Comment from Richard Buxton, Old Mutual Global Investors:
“Automotive quips, support for new, cleaner car technologies, and some deft salesmanship from the Chancellor aside, this Budget was motivated more by political concerns than economic ones. For investors, opportunities remain, but now is the time to be highly selective
- “Some 364 days ago, I sat down to pen my thoughts on Philip Hammond’s first – and last – Autumn Statement. Excerpts from the introductory paragraphs read as follows:
- It is, arguably, possible to have too much excitement in life, and so for some of us at least, the relatively sober nature of the 2016 Autumn Statement will have come as welcome relief […]
- The Chancellor was of course keen to point to IMF forecasts showing that the UK remains on track to be the world’s fastest growing major economy […]
- But his introductory remarks also quickly turned to the UK’s well-documented productivity gap, challenges in the housing market and regional disparities.
“So, what has changed? Clearly, the claim can no longer be made that the UK is on track to be the world’s fastest growing major economy.
“Some might be tempted to blame this entirely on a challenging start to the Brexit negotiations, and these have clearly been a headwind. In reality though, the deterioration in the outlook for GDP growth is itself more a function of the ongoing challenge of the UK’s lamentably weak productivity, as reflected in today’s downgrade in the productivity outlook by the Office for Budget Responsibility.
“But, despite these headwinds, the muted initial reactions of both the pound sterling and most areas of the UK stock market show that investors were, by and large, correctly anticipating a “balanced” budget of the type expected from a Chancellor known for his cautious approach.
“There were once again few, if any, big surprises, Hammond’s ability to announce crowd-pleasing giveaways being hampered by an obviously straitened economic outlook.

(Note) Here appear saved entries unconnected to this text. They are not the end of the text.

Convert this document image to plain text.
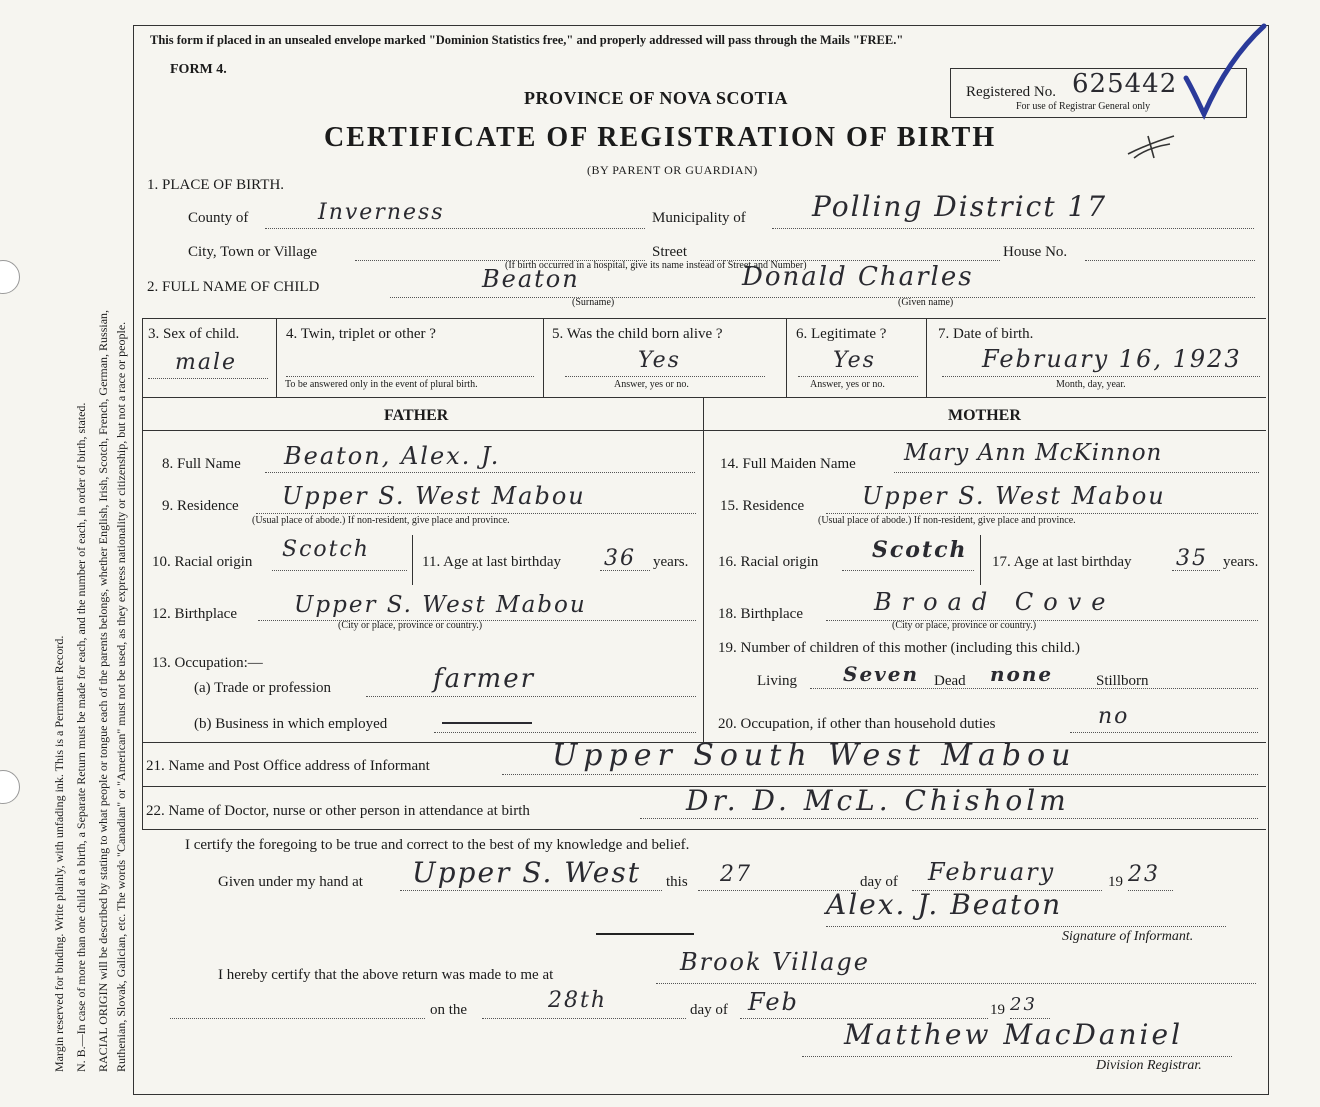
Margin reserved for binding. Write plainly, with unfading ink. This is a Permanent Record. N. B.—In case of more than one child at a birth, a Separate Return must be made for each, and the number of each, in order of birth, stated. RACIAL ORIGIN will be described by stating to what people or tongue each of the parents belongs, whether English, Irish, Scotch, French, German, Russian, Ruthenian, Slovak, Galician, etc. The words "Canadian" or "American" must not be used, as they express nationality or citizenship, but not a race or people.
This form if placed in an unsealed envelope marked "Dominion Statistics free," and properly addressed will pass through the Mails "FREE."
FORM 4.
PROVINCE OF NOVA SCOTIA
CERTIFICATE OF REGISTRATION OF BIRTH
(BY PARENT OR GUARDIAN)
Registered No. 625442
For use of Registrar General only
1. PLACE OF BIRTH.
County of	Inverness	Municipality of Polling District 17
City, Town or Village	Street	House No.
(If birth occurred in a hospital, give its name instead of Street and Number)
2. FULL NAME OF CHILD	Beaton	Donald Charles
(Surname)	(Given name)
3. Sex of child.
male
4. Twin, triplet or other ?
To be answered only in the event of plural birth.
5. Was the child born alive ?
Yes
Answer, yes or no.
6. Legitimate ?
Yes
Answer, yes or no.
7. Date of birth.
February 16, 1923
Month, day, year.
FATHER	MOTHER
8. Full Name Beaton, Alex. J.
9. Residence Upper S. West Mabou
(Usual place of abode.) If non-resident, give place and province.
10. Racial origin Scotch	11. Age at last birthday 36 years.
12. Birthplace Upper S. West Mabou
(City or place, province or country.)
13. Occupation:—
(a) Trade or profession	farmer
(b) Business in which employed
14. Full Maiden Name Mary Ann McKinnon
15. Residence Upper S. West Mabou
(Usual place of abode.) If non-resident, give place and province.
16. Racial origin Scotch 17. Age at last birthday 35 years.
18. Birthplace	Broad Cove
(City or place, province or country.)
19. Number of children of this mother (including this child.)
Living Seven Dead none	Stillborn
20. Occupation, if other than household duties	no
21. Name and Post Office address of Informant	Upper South West Mabou
22. Name of Doctor, nurse or other person in attendance at birth	Dr. D. McL. Chisholm
I certify the foregoing to be true and correct to the best of my knowledge and belief.
Given under my hand at Upper S. West this 27	day of February	19 23
Alex. J. Beaton
Signature of Informant.
I hereby certify that the above return was made to me at	Brook Village
on the	28th	day of Feb	19 23
Matthew MacDaniel
Division Registrar.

“A clear bright spot is the removal of stamp duty land tax for first-time homebuyers up to a property purchase value of £300,000, or on the first £300,000 of properties valued up to £500,000 in particularly expensive parts of the country. Indeed, I believe this should be a more effective mechanism to reinvigorate housing transaction volumes than the Help to Buy scheme.
“That said, I would have welcomed a more radical solution, perhaps targeting the clear challenge of the vast number of oversized and often unsuitable homes owned and occupied by members of older generations who would, in many cases, gladly “downsize,” were it not for the punitive costs of doing so.

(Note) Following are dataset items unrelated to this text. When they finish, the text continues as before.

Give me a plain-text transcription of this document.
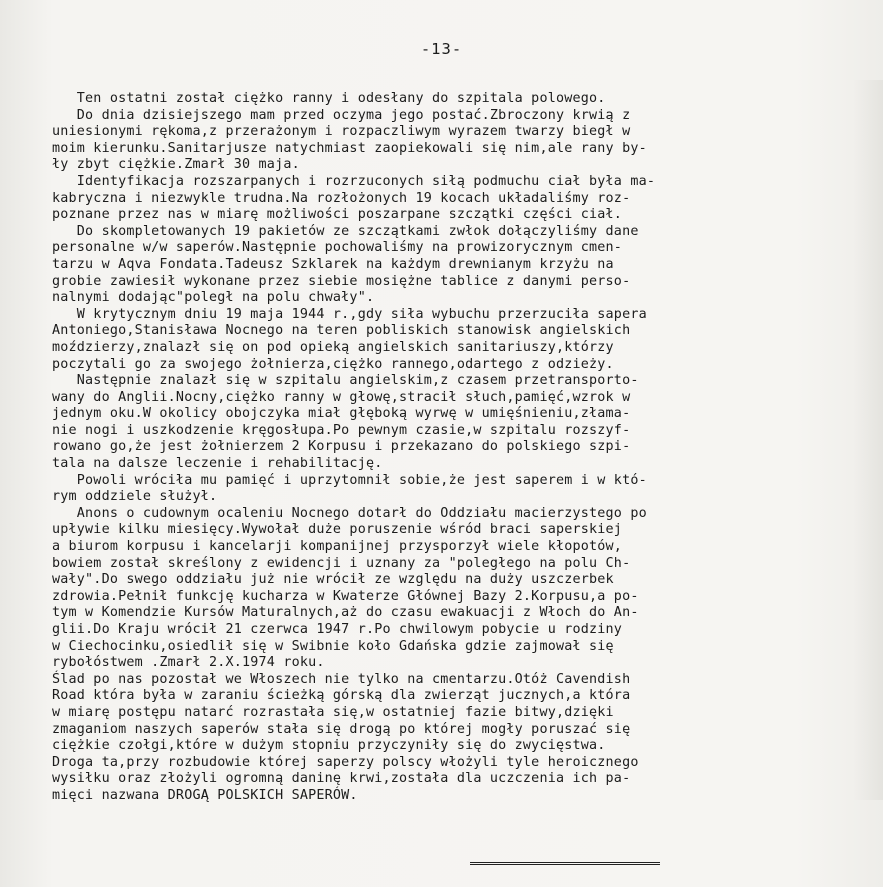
-13-
Ten ostatni został ciężko ranny i odesłany do szpitala polowego.
Do dnia dzisiejszego mam przed oczyma jego postać.Zbroczony krwią z
uniesionymi rękoma,z przerażonym i rozpaczliwym wyrazem twarzy biegł w
moim kierunku.Sanitarjusze natychmiast zaopiekowali się nim,ale rany by-
ły zbyt ciężkie.Zmarł 30 maja.
Identyfikacja rozszarpanych i rozrzuconych siłą podmuchu ciał była ma-
kabryczna i niezwykle trudna.Na rozłożonych 19 kocach układaliśmy roz-
poznane przez nas w miarę możliwości poszarpane szczątki części ciał.
Do skompletowanych 19 pakietów ze szczątkami zwłok dołączyliśmy dane
personalne w/w saperów.Następnie pochowaliśmy na prowizorycznym cmen-
tarzu w Aqva Fondata.Tadeusz Szklarek na każdym drewnianym krzyżu na
grobie zawiesił wykonane przez siebie mosiężne tablice z danymi perso-
nalnymi dodając"poległ na polu chwały".
W krytycznym dniu 19 maja 1944 r.,gdy siła wybuchu przerzuciła sapera
Antoniego,Stanisława Nocnego na teren pobliskich stanowisk angielskich
moździerzy,znalazł się on pod opieką angielskich sanitariuszy,którzy
poczytali go za swojego żołnierza,ciężko rannego,odartego z odzieży.
Następnie znalazł się w szpitalu angielskim,z czasem przetransporto-
wany do Anglii.Nocny,ciężko ranny w głowę,stracił słuch,pamięć,wzrok w
jednym oku.W okolicy obojczyka miał głęboką wyrwę w umięśnieniu,złama-
nie nogi i uszkodzenie kręgosłupa.Po pewnym czasie,w szpitalu rozszyf-
rowano go,że jest żołnierzem 2 Korpusu i przekazano do polskiego szpi-
tala na dalsze leczenie i rehabilitację.
Powoli wróciła mu pamięć i uprzytomnił sobie,że jest saperem i w któ-
rym oddziele służył.
Anons o cudownym ocaleniu Nocnego dotarł do Oddziału macierzystego po
upływie kilku miesięcy.Wywołał duże poruszenie wśród braci saperskiej
a biurom korpusu i kancelarji kompanijnej przysporzył wiele kłopotów,
bowiem został skreślony z ewidencji i uznany za "poległego na polu Ch-
wały".Do swego oddziału już nie wrócił ze względu na duży uszczerbek
zdrowia.Pełnił funkcję kucharza w Kwaterze Głównej Bazy 2.Korpusu,a po-
tym w Komendzie Kursów Maturalnych,aż do czasu ewakuacji z Włoch do An-
glii.Do Kraju wrócił 21 czerwca 1947 r.Po chwilowym pobycie u rodziny
w Ciechocinku,osiedlił się w Swibnie koło Gdańska gdzie zajmował się
rybołóstwem .Zmarł 2.X.1974 roku.
Ślad po nas pozostał we Włoszech nie tylko na cmentarzu.Otóż Cavendish
Road która była w zaraniu ścieżką górską dla zwierząt jucznych,a która
w miarę postępu natarć rozrastała się,w ostatniej fazie bitwy,dzięki
zmaganiom naszych saperów stała się drogą po której mogły poruszać się
ciężkie czołgi,które w dużym stopniu przyczyniły się do zwycięstwa.
Droga ta,przy rozbudowie której saperzy polscy włożyli tyle heroicznego
wysiłku oraz złożyli ogromną daninę krwi,została dla uczczenia ich pa-
mięci nazwana DROGĄ POLSKICH SAPERÓW.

“Autumn Budget 2017 has been called in some quarters “a Budget for Millennials,” and the housing measures announced today, in addition to a gimmicky new railcard scheme for the under 30s may well help improve the Tories’ dreadful poll ratings among the nation’s younger voters.
“In practice though, the housing measures, in addition to others such as the additional cash for the National Health Service, are designed more for their political appeal than for their potential to breathe new life into the UK economy.
“Meanwhile, the Bank of England continues to tread a challenging path as it attempts to convince the markets that it will pursue a policy of interest rate normalisation that would hardly be supportive for most businesses.
“From an investment perspective, my view is that this Budget changes very little. Hammond may have used a little sleight of hand (the reclassification of housing associations being an obvious example) to give himself a little headroom at this juncture.
“In practice, however, he appears to have kept the vast majority of his powder dry, cognisant that there may well be a time, as Brexit approaches, when more radical action is merited. In the meantime, and notwithstanding the Chancellor’s desire to “show the nation a good time,” those hoping to speed off into a glorious sunset may want to leave their driving apparel in the glovebox just a little longer.”